Other Muslim countries, seemingly progressive, have also had heads of states suggest women are unequal to men and cannot take up tasks such as digging. This started a Twitter campaign of women archaeologists around the world digging and putting up pictures under the hashtag #WomenDigging. Very few have the courage to recognise that any ethos based on inherent inequality of the sexes is ultimately flawed. Despite examples of women in our religious texts leading empires, dictating scholarship and managing businesses, we have confined women into domestic roles and forbidden their existence in public space. Pakistan will implode with this strategy, if it has not already.

When we look west we see that there has been significant progress in terms of women’s empowerment but on the essential questions there are still the same threads of oppression. In the wake of Ray Rice’s (a US footballer) assault on Janay Palmer, his fiancé and now wife, there was a global movement on Twitter about raising awareness about domestic violence under the hashtag #WhyIStayed. Some of the stories women expressed in heart breaking 140 characters talked about the same crippling fears that women in South Asia face when confronted with violence from men.

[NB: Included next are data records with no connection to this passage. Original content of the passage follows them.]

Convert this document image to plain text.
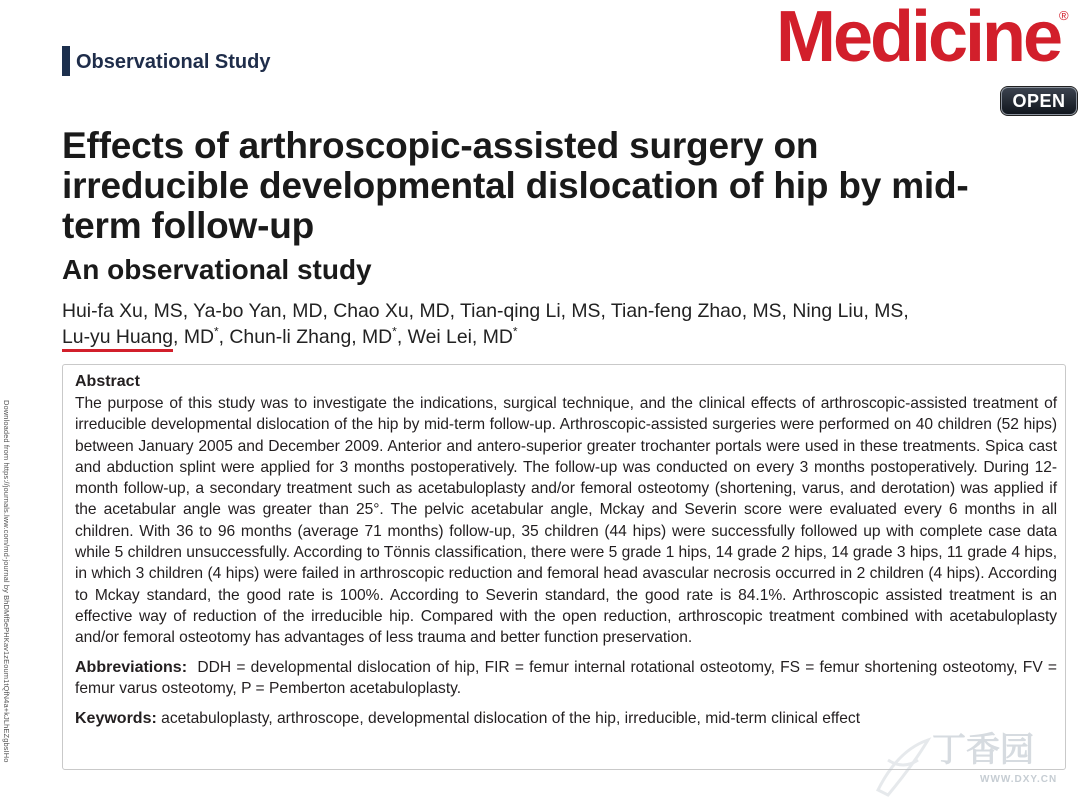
Downloaded from https://journals.lww.com/md-journal by BhDMf5ePHKav1zEoum1tQfN4a+kJLhEZgbsIHo
Observational Study	Medicine
®
OPEN
Effects of arthroscopic-assisted surgery on irreducible developmental dislocation of hip by mid-term follow-up
An observational study
Hui-fa Xu, MS, Ya-bo Yan, MD, Chao Xu, MD, Tian-qing Li, MS, Tian-feng Zhao, MS, Ning Liu, MS,
Lu-yu Huang, MD*, Chun-li Zhang, MD*, Wei Lei, MD*
Abstract

The purpose of this study was to investigate the indications, surgical technique, and the clinical effects of arthroscopic-assisted treatment of irreducible developmental dislocation of the hip by mid-term follow-up. Arthroscopic-assisted surgeries were performed on 40 children (52 hips) between January 2005 and December 2009. Anterior and antero-superior greater trochanter portals were used in these treatments. Spica cast and abduction splint were applied for 3 months postoperatively. The follow-up was conducted on every 3 months postoperatively. During 12-month follow-up, a secondary treatment such as acetabuloplasty and/or femoral osteotomy (shortening, varus, and derotation) was applied if the acetabular angle was greater than 25°. The pelvic acetabular angle, Mckay and Severin score were evaluated every 6 months in all children. With 36 to 96 months (average 71 months) follow-up, 35 children (44 hips) were successfully followed up with complete case data while 5 children unsuccessfully. According to Tönnis classification, there were 5 grade 1 hips, 14 grade 2 hips, 14 grade 3 hips, 11 grade 4 hips, in which 3 children (4 hips) were failed in arthroscopic reduction and femoral head avascular necrosis occurred in 2 children (4 hips). According to Mckay standard, the good rate is 100%. According to Severin standard, the good rate is 84.1%. Arthroscopic assisted treatment is an effective way of reduction of the irreducible hip. Compared with the open reduction, arthroscopic treatment combined with acetabuloplasty and/or femoral osteotomy has advantages of less trauma and better function preservation.

Abbreviations: DDH = developmental dislocation of hip, FIR = femur internal rotational osteotomy, FS = femur shortening osteotomy, FV = femur varus osteotomy, P = Pemberton acetabuloplasty.

Keywords: acetabuloplasty, arthroscope, developmental dislocation of the hip, irreducible, mid-term clinical effect

丁香园
WWW.DXY.CN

Unlike these movements globally, there is no form of organised protest in Pakistan to what are some of the most outrageous violations of women’s rights. The reason for this is because there is utter confusion among our middle class about what constitutes human rights and what is sanctioned by religion. Victim blaming is the norm. With a growing drift towards religious extremism, this lack of organised movement will only become more pronounced.

For 2015 to be any better, there must be at least three things: a growing protest culture among women, greater adaptation of technology and new media that enables naming and shaming of perpetrators and a strong legislative lobby to change the laws and their enforcement in Pakistan so women are truly protected.